[Sca-cooks] Indian Hens, pictures of Turkeys

Terry Decker t.d.decker at worldnet.att.net
Thu Sep 11 15:05:05 PDT 2008

I ran across this book today in the Bayerischen Staatsbibliothek (Bavarian 
State Library) and in browsing through it, found these two pages depicting 
"Indian Hens", which look a lot like wild turkeys to me.  The book was 
published in Frankfurt in 1592.

Amman, Jost / Bocksberger, Hans <der Ältere> / Schaller, Georg: Thierbuch, 
Francfurt 1592 [VD16 S 2261]

Indian Hens
Male, pg 206

Female, pg 207

Lady Sophia Kress

What is interesting about these woodcuts is the birds in them appear to be 
Meleagris gallopavo silvesteris or the eastern woodland turkey, which has a 
range from the Atlantic seaboard to Oklahoma.

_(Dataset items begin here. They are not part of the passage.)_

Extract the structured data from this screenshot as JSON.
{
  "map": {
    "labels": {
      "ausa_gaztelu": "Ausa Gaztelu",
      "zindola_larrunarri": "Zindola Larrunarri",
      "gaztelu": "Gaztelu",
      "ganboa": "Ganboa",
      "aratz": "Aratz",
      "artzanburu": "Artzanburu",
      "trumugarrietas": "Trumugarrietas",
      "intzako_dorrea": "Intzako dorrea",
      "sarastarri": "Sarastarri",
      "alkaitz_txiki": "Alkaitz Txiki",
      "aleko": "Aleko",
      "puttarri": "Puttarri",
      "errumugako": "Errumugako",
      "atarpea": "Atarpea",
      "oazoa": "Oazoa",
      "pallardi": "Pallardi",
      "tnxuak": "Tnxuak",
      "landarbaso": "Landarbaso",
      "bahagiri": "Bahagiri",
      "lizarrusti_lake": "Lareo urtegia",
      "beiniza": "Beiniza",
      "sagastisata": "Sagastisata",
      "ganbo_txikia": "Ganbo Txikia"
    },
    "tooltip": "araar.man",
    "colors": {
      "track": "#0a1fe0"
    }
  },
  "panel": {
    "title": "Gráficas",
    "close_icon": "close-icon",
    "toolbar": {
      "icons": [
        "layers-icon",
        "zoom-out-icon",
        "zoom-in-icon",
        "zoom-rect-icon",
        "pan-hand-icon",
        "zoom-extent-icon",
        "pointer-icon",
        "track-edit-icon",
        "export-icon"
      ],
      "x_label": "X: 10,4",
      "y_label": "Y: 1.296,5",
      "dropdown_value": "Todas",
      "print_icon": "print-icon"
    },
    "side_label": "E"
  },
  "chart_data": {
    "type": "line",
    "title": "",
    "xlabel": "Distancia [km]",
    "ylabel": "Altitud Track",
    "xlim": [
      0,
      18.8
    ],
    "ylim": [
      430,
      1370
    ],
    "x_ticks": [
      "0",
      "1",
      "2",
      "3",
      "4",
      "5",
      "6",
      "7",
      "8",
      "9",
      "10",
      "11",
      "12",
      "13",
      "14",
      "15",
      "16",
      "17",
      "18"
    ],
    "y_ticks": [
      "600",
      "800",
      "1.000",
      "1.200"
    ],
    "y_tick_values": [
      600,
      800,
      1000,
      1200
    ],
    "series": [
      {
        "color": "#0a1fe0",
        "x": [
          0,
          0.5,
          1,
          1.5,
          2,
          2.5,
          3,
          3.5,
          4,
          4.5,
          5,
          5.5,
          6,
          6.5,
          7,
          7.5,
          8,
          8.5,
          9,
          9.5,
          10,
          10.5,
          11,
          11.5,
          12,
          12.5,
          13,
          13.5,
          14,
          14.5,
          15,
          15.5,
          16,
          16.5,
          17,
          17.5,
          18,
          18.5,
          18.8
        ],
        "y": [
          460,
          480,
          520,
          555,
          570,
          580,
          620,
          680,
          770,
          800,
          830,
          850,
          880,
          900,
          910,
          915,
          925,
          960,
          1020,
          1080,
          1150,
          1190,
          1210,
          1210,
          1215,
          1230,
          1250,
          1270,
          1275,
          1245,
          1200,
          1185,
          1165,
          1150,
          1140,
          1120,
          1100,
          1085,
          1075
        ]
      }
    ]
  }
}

The turkeys that were imported into Europe and became the basis for 
domesticated turkeys are likely either M. g. intermedia (AKA M. g. 
riograndensis) which range into Northern Mexico or M. g. gallopavo, the 
southern Mexican turkey.  Argument has been made for Agriocharis ocellata, 
the ocellated turkey, being the source for the domesticated turkey and it 
was maintained in pens in the Yucatan, but, in my opinion, the color and 
conformation don't seem to match known paintings.

I haven't seen a southern Mexican turkey, but the Rio Grande turkey I've 
observed looks a lot like the turkey in Vincento Campi's The Poultry Seller.